# Abofalle Pornoseite Castingcouchdate.com



## ViiruzZ (4 Juni 2013)

Hallo Leute,
Ich habe vor ca fünf Wochen einen Download von der Seite Castingcouchdate.com bekommen.
Ich hab dies auf meinem Handy angeklickt um zusehen was das ist, da ich zu dieser Zeit noch nicht wusste was das ist.
es wurde direkt installiert. ich bin auf die app gegangen und direkt darauf bekam ich eine SMS, das Ich jetzt ein Abo abgeschlossen habe und jetzt pro Woche 8,43€ Zahlen muss.
Direkt darauf hin habe ich eine zweite SMS bekommen in der die Anmeldedaten waren.
Ich habe dies direkt alles wieder gelöscht.
Ich habe mich direkt am nächsten Tag informiert und darin stand das ich im Account den Vertrag kündigen kann.
Das dumme ist ich habe die anmelde daten nicht mehr.
Jetzt fünf wochen später ist die Rechnung ins Haus geflogen... Ich habe meinen Eltern ja aus Angst nichts gesagt.
Jetzt wurde schon über 50€ abgebucht.
Wir haben direkt bei unserem Anbieter angerufen und haben das sperren lassen.
Ich und meine Eltern haben uns informiert und im Vertrag stand eine Adresse, eine Email und eine Telefonnummer.
Die Telefonnummer ging nicht, die Email ging nicht da kam ein error zurück, und die Adresse ist wahrscheinlich dann auch ungültig.
Jetzt steht im Vertrag auch noch, das ich 16 sein muss da ich erst 15 bin, bin ich nicht Vertragsfähig.
Jetzt hab ich die frage ob ihr mir helfen könnt, denn ich und meine Eltern wissen nicht weiter.

mfg.
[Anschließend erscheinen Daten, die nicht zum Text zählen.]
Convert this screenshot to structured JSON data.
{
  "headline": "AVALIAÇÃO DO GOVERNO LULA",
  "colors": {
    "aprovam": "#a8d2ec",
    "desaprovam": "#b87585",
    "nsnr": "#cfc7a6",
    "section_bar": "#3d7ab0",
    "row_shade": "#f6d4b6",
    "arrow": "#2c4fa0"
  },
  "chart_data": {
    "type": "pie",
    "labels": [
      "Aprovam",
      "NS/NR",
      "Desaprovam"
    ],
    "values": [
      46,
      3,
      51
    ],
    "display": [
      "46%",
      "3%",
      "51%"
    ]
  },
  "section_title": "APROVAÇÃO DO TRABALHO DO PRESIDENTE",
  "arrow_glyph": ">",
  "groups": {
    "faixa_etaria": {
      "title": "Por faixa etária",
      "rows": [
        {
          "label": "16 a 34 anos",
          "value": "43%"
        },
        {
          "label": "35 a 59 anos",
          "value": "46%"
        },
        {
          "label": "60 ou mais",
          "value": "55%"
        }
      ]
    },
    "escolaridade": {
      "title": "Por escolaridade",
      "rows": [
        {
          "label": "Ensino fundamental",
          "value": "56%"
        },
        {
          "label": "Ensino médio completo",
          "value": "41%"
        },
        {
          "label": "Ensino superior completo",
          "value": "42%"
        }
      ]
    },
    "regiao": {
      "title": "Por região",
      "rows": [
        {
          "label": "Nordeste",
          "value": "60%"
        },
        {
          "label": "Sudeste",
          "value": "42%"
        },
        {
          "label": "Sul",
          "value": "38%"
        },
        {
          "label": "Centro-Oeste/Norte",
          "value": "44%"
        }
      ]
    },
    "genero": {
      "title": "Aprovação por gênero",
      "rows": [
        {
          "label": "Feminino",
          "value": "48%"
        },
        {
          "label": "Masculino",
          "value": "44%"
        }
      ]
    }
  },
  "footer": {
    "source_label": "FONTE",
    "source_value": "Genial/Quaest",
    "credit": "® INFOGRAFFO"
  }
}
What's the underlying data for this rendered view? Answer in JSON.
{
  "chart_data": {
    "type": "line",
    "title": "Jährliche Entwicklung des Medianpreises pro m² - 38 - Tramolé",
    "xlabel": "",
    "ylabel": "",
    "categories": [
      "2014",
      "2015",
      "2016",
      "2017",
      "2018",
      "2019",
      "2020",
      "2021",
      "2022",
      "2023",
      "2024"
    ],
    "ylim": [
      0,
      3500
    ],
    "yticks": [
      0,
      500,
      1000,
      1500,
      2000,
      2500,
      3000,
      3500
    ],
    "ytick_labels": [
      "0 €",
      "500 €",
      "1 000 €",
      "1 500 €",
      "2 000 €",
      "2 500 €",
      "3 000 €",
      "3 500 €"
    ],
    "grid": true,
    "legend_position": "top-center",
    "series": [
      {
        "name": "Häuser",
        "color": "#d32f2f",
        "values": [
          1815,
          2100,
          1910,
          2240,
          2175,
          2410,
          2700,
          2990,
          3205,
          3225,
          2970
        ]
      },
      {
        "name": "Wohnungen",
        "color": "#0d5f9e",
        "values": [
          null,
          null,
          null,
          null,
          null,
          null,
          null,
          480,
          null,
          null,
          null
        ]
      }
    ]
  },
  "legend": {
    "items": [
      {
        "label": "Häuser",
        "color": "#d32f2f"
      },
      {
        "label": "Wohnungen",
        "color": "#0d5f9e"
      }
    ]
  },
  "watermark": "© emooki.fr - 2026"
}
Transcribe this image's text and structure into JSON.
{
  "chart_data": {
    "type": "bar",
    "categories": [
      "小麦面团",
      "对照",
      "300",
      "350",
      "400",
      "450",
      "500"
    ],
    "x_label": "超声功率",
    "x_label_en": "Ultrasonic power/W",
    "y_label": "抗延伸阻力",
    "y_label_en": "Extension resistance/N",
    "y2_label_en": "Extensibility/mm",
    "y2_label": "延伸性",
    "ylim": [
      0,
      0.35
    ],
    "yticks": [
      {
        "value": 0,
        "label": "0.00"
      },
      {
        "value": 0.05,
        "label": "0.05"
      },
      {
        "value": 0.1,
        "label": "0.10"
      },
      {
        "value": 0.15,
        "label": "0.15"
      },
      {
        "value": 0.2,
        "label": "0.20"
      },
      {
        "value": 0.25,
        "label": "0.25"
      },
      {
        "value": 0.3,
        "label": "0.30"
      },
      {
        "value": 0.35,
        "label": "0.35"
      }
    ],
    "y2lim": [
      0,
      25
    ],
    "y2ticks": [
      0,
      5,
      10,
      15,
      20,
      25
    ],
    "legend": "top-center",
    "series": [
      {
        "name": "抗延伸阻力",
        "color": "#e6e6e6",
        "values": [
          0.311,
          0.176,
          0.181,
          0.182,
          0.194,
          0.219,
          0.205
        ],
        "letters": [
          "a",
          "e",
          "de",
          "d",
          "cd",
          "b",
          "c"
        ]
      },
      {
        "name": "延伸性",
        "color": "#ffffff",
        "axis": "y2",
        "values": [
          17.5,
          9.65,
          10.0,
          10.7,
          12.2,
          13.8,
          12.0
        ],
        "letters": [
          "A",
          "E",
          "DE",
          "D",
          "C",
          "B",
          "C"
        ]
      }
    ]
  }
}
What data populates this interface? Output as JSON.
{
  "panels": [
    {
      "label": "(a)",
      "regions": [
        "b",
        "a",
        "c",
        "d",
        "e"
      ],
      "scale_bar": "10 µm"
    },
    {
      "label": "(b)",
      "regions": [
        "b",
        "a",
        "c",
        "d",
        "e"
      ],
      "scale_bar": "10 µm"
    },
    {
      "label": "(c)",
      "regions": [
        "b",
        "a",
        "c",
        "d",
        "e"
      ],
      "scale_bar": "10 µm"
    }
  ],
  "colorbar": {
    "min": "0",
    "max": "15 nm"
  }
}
ViiruzZ


----------



## Sgt. Pepper (4 Juni 2013)

Ihr solltet euch mal den Bericht über die Drittanbietersperre zu Gemüte führen und entsprechend handeln.
Die bereits abgezockten Kosten müsstet ihr beim Provider zurückfordern.


----------



## Reducal (4 Juni 2013)

ViiruzZ schrieb:


> Castingcouchdate.com
> 
> 
> > *Betreiber dieser Website*
> ...


 
Siehe auch mal hier: 





Teleton schrieb:


> In Deinem Fall sind ja noch deliktische Einwendungen aus dem Grundverhältnis möglich. Die können seit ein paar Jahren auch der kassierenden Telefongesellschaft entgegengehalten werden. Die werden zwar behaupten "hier zahlen, meckern beim Dienstanbieter" darauf muß man sich aber nicht einlassen.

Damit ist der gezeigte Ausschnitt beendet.